The down side to this is your credit will be shot for 7 years (that's how long bankruptcy remains on your credit report). Of course, your credit is probably not in that great of shape now if you're not making payments. If you're able to make a profit if this problem were to go away, I'd definitely go the home equity loan route.
Read a few Dave Ramsey books. Cut any expenses you have. Keep the rent, lights and suppliers paid. From today forward, pay them before the truck hits the door to unload. Call the people you owe money to and explain the situation. Tell them you will pay them as you can.
Each month, pay the basic bills you need to pay to keep in business. Pay yourself the minimum you need to keep your personal affairs in order. No vacations. No new truck. All money that can stay in the business needs to stay in the business.
Make a list of people you owe money to, smallest debt to largest debt. Pay the minimums on everything. Any extra money goes to the smallest debt. When you get that smallest debt paid off, go to the next smallest, pay all minimums, and any extra goes to that debt. Work your way out of debt.
It makes more money sense to pay off the highest interest first, but you really need to establish a feeling of success. That's why you pay the smallest debt. Success feels good and you now have one down. Now move on to the next smallest debt.
You have an opportunity to make money that most people don't have. You have a marketable skill. Look for labor only jobs. Get a book called "Guerilla Marketing" and read it. Go advertise in the ritzy communities to install trim on the weekends. Crown molding, chair rail, anything.
I made $500 one afternoon installing an attic floor above someone's garage because no one else would do it. I made $850 teaching a class this weekend in basic cabinetmaking.
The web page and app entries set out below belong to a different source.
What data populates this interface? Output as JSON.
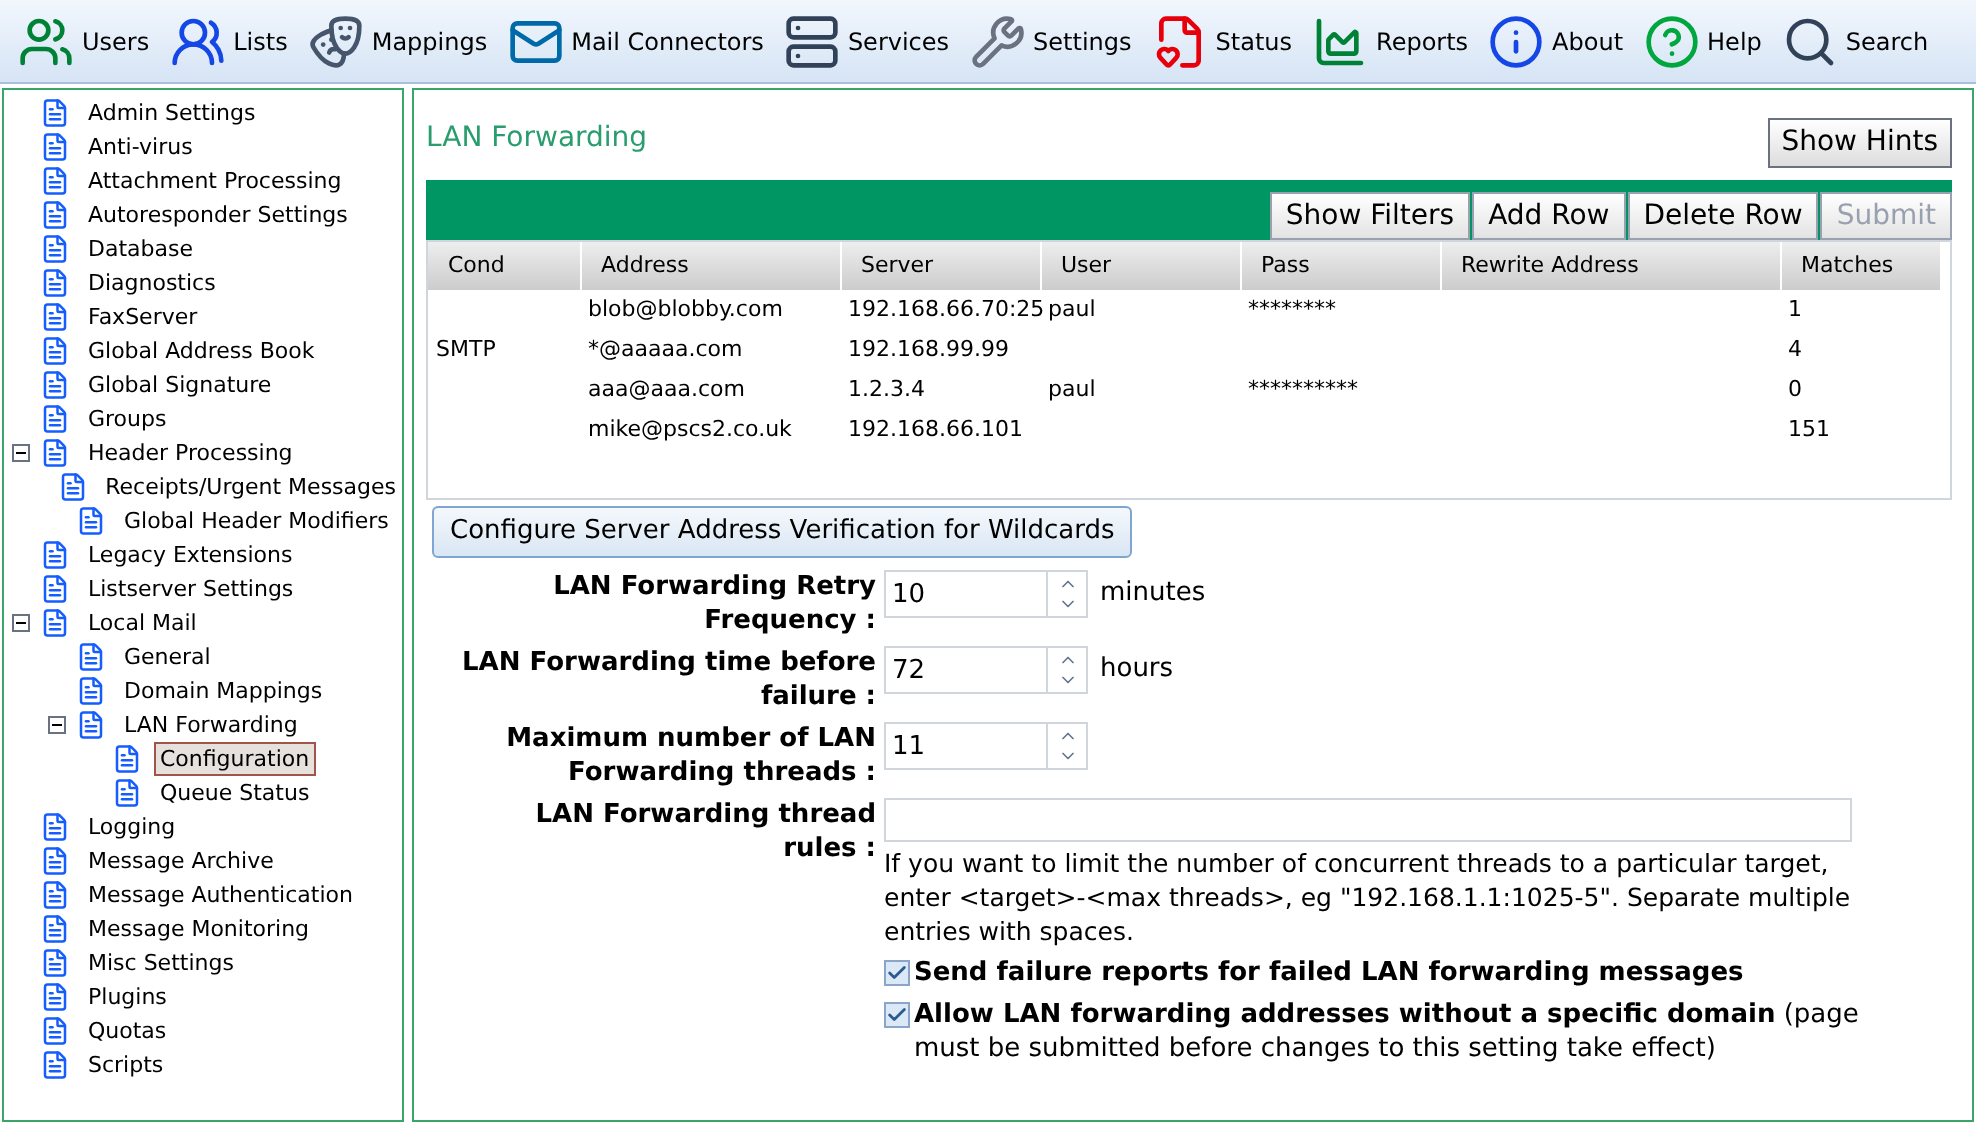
{
  "toolbar": [
    {
      "label": "Users"
    },
    {
      "label": "Lists"
    },
    {
      "label": "Mappings"
    },
    {
      "label": "Mail Connectors"
    },
    {
      "label": "Services"
    },
    {
      "label": "Settings"
    },
    {
      "label": "Status"
    },
    {
      "label": "Reports"
    },
    {
      "label": "About"
    },
    {
      "label": "Help"
    },
    {
      "label": "Search"
    }
  ],
  "sidebar": {
    "items": [
      {
        "label": "Admin Settings",
        "selected": false
      },
      {
        "label": "Anti-virus",
        "selected": false
      },
      {
        "label": "Attachment Processing",
        "selected": false
      },
      {
        "label": "Autoresponder Settings",
        "selected": false
      },
      {
        "label": "Database",
        "selected": false
      },
      {
        "label": "Diagnostics",
        "selected": false
      },
      {
        "label": "FaxServer",
        "selected": false
      },
      {
        "label": "Global Address Book",
        "selected": false
      },
      {
        "label": "Global Signature",
        "selected": false
      },
      {
        "label": "Groups",
        "selected": false
      },
      {
        "label": "Header Processing",
        "selected": false,
        "expanded": true,
        "children": [
          {
            "label": "Receipts/Urgent Messages",
            "selected": false
          },
          {
            "label": "Global Header Modifiers",
            "selected": false
          }
        ]
      },
      {
        "label": "Legacy Extensions",
        "selected": false
      },
      {
        "label": "Listserver Settings",
        "selected": false
      },
      {
        "label": "Local Mail",
        "selected": false,
        "expanded": true,
        "children": [
          {
            "label": "General",
            "selected": false
          },
          {
            "label": "Domain Mappings",
            "selected": false
          },
          {
            "label": "LAN Forwarding",
            "selected": false,
            "expanded": true,
            "children": [
              {
                "label": "Configuration",
                "selected": true
              },
              {
                "label": "Queue Status",
                "selected": false
              }
            ]
          }
        ]
      },
      {
        "label": "Logging",
        "selected": false
      },
      {
        "label": "Message Archive",
        "selected": false
      },
      {
        "label": "Message Authentication",
        "selected": false
      },
      {
        "label": "Message Monitoring",
        "selected": false
      },
      {
        "label": "Misc Settings",
        "selected": false
      },
      {
        "label": "Plugins",
        "selected": false
      },
      {
        "label": "Quotas",
        "selected": false
      },
      {
        "label": "Scripts",
        "selected": false
      }
    ]
  },
  "page": {
    "title": "LAN Forwarding",
    "hints_button": "Show Hints",
    "grid_buttons": [
      {
        "label": "Show Filters",
        "disabled": false
      },
      {
        "label": "Add Row",
        "disabled": false
      },
      {
        "label": "Delete Row",
        "disabled": false
      },
      {
        "label": "Submit",
        "disabled": true
      }
    ],
    "table": {
      "columns": [
        "Cond",
        "Address",
        "Server",
        "User",
        "Pass",
        "Rewrite Address",
        "Matches"
      ],
      "rows": [
        [
          "",
          "blob@blobby.com",
          "192.168.66.70:25",
          "paul",
          "********",
          "",
          "1"
        ],
        [
          "SMTP",
          "*@aaaaa.com",
          "192.168.99.99",
          "",
          "",
          "",
          "4"
        ],
        [
          "",
          "aaa@aaa.com",
          "1.2.3.4",
          "paul",
          "**********",
          "",
          "0"
        ],
        [
          "",
          "mike@pscs2.co.uk",
          "192.168.66.101",
          "",
          "",
          "",
          "151"
        ]
      ]
    },
    "verify_button": "Configure Server Address Verification for Wildcards",
    "fields": [
      {
        "label": "LAN Forwarding Retry Frequency :",
        "value": "10",
        "unit": "minutes",
        "kind": "spinner"
      },
      {
        "label": "LAN Forwarding time before failure :",
        "value": "72",
        "unit": "hours",
        "kind": "spinner"
      },
      {
        "label": "Maximum number of LAN Forwarding threads :",
        "value": "11",
        "kind": "spinner"
      },
      {
        "label": "LAN Forwarding thread rules :",
        "kind": "text",
        "help": "If you want to limit the number of concurrent threads to a particular target, enter <target>-<max threads>, eg \"192.168.1.1:1025-5\". Separate multiple entries with spaces."
      }
    ],
    "checkboxes": [
      {
        "label": "**Send failure reports for failed LAN forwarding messages**",
        "checked": true
      },
      {
        "label": "**Allow LAN forwarding addresses without a specific domain** (page must be submitted before changes to this setting take effect)",
        "checked": true
      }
    ]
  }
}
You can make money in ways you have not thought of. You could do these things. You can do lots of other things.
You need to pay as agreed. You can get out of debt. As long as you are making the minimum payments, the card companies can do nothing to you. But if you are currently behind with anyone, you need to call them and talk to them. Maybe you can talk them into giving you a lower interest rate. They want to be paid as much as you want to pay them. Most of them will work with you. But it's really up to you. This is a tough spot in your career. It will pass. The more uncomfortable you make it, the quicker you will get it over with. The quicker it gets over wit,h the quicker you get to start making money for yourself again. The more uncomfortable, the more you will take steps in the future to not get in this situation again.